SÃO PAULO, 1 de outubro de 2009 - O último trimestre do ano começa em clima de cautela, em meio à pesada agenda norte-americana, além do depoimento do presidente do Federal Reserve (Fed, banco central dos Estados Unidos), Ben Bernanke, sobre reforma regulatória do sistema financeiro no comitê da Câmara.

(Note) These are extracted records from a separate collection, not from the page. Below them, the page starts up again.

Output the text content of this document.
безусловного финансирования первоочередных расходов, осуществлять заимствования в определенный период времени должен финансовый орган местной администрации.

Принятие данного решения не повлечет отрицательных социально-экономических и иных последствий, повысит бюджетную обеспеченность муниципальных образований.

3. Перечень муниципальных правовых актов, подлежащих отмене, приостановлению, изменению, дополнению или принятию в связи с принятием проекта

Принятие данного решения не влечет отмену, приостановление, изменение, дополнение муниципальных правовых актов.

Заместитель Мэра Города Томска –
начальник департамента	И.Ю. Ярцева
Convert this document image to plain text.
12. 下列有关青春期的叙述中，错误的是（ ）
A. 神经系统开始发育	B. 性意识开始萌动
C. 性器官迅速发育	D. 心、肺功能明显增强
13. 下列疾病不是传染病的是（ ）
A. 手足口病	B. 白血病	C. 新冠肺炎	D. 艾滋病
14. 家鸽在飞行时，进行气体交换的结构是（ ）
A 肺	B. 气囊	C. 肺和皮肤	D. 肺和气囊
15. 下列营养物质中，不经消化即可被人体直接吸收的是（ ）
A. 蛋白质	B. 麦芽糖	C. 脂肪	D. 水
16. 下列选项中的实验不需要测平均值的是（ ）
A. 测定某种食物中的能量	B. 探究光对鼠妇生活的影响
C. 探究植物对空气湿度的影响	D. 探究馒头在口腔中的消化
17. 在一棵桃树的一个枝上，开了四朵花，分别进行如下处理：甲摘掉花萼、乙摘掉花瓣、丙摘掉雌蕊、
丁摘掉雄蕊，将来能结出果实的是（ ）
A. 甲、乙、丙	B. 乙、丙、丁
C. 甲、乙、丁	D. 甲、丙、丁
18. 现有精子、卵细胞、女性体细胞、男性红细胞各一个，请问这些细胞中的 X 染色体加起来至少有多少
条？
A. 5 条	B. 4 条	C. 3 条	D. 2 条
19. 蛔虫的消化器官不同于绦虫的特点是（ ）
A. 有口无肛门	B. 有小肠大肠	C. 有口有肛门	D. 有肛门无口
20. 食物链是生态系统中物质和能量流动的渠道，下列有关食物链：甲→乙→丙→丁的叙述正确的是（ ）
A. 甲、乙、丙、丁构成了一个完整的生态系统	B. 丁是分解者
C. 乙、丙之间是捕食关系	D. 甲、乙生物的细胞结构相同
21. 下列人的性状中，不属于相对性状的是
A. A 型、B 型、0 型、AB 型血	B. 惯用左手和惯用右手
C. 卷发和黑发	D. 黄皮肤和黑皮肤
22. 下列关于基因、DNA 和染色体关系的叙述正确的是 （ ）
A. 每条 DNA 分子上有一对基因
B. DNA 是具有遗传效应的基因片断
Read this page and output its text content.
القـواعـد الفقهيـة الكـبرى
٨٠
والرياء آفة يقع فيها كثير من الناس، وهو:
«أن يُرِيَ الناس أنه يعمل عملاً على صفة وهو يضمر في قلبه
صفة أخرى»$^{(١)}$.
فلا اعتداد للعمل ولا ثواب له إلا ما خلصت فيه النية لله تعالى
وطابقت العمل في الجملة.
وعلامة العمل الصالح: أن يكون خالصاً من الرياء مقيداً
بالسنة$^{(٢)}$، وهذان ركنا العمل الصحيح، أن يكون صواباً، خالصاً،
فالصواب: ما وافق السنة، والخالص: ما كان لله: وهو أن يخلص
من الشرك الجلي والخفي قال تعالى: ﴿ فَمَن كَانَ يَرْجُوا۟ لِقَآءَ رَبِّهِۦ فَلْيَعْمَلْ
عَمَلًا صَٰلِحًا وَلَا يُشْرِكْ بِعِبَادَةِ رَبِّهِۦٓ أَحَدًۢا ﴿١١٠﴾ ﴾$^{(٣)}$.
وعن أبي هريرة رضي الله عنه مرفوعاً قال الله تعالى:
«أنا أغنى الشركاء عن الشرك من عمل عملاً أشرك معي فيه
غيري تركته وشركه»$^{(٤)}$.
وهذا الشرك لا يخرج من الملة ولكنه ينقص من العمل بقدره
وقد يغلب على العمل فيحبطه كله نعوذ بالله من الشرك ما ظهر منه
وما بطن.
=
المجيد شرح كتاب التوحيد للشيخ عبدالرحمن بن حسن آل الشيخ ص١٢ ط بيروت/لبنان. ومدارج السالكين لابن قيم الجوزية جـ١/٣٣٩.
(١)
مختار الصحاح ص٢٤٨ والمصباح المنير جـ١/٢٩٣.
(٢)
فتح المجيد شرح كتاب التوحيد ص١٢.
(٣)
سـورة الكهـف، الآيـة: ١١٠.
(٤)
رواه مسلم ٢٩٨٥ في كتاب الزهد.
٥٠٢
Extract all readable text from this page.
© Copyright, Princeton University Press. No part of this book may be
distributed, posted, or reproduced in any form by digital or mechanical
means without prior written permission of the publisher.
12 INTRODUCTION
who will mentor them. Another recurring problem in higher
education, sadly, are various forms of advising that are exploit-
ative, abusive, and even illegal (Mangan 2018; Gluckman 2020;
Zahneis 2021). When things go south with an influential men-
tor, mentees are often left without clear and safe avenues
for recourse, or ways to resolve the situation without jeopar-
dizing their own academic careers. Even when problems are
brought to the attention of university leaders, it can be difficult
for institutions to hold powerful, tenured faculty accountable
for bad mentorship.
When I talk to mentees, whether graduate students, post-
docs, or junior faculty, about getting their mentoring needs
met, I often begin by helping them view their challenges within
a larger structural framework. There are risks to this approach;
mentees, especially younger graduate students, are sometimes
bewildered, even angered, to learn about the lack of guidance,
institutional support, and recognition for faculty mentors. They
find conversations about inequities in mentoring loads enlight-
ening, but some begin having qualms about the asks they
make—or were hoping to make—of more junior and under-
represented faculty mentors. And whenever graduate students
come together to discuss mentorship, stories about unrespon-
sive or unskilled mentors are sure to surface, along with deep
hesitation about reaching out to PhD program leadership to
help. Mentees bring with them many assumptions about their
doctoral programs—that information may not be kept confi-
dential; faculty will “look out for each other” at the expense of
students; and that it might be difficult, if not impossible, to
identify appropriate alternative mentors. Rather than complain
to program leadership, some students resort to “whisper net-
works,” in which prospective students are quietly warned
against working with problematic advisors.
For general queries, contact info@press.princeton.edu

Os indicadores econômicos incluem dados de atividade, de inflação e de emprego em NY. O mais importante, o ISM da atividade industrial de setembro, com expectativa de melhora sai logo mais às 11 horas. O consenso é de melhora para 54 pontos, contra 52,9 pontos agosto. O dado ganhou ainda mais importância após o índice dos gerentes de compra de Chicago cair ontem para baixo de 50 em setembro, revelando contração na região.

Há pouco, foi divulgado que o índice que mede os gastos dos consumidores norte-americanos (PCE, na sigla em inglês) avançou US$ 129,6 bilhões, ou 1,3% em agosto deste ano, ante o mês anterior, enquanto os pedidos semanais por seguro-desemprego cresceram em 17 mil, passando de 534 mil para 551 mil solicitações.

Ainda assim, o dólar comercial recua 0,23%, vendido a R$ 1,769. Apenas no último trimestre, a moeda acumulou perdas de 10% frente ao real. Segundo analistas, a forte alta reflete a alta das importações e queda das exportações, além do fluxo financeiro em busca da alta rentabilidade paga em reais. Essas informações devem se confirmadas logo mais às 11 horas quando saem os números da balança comercial.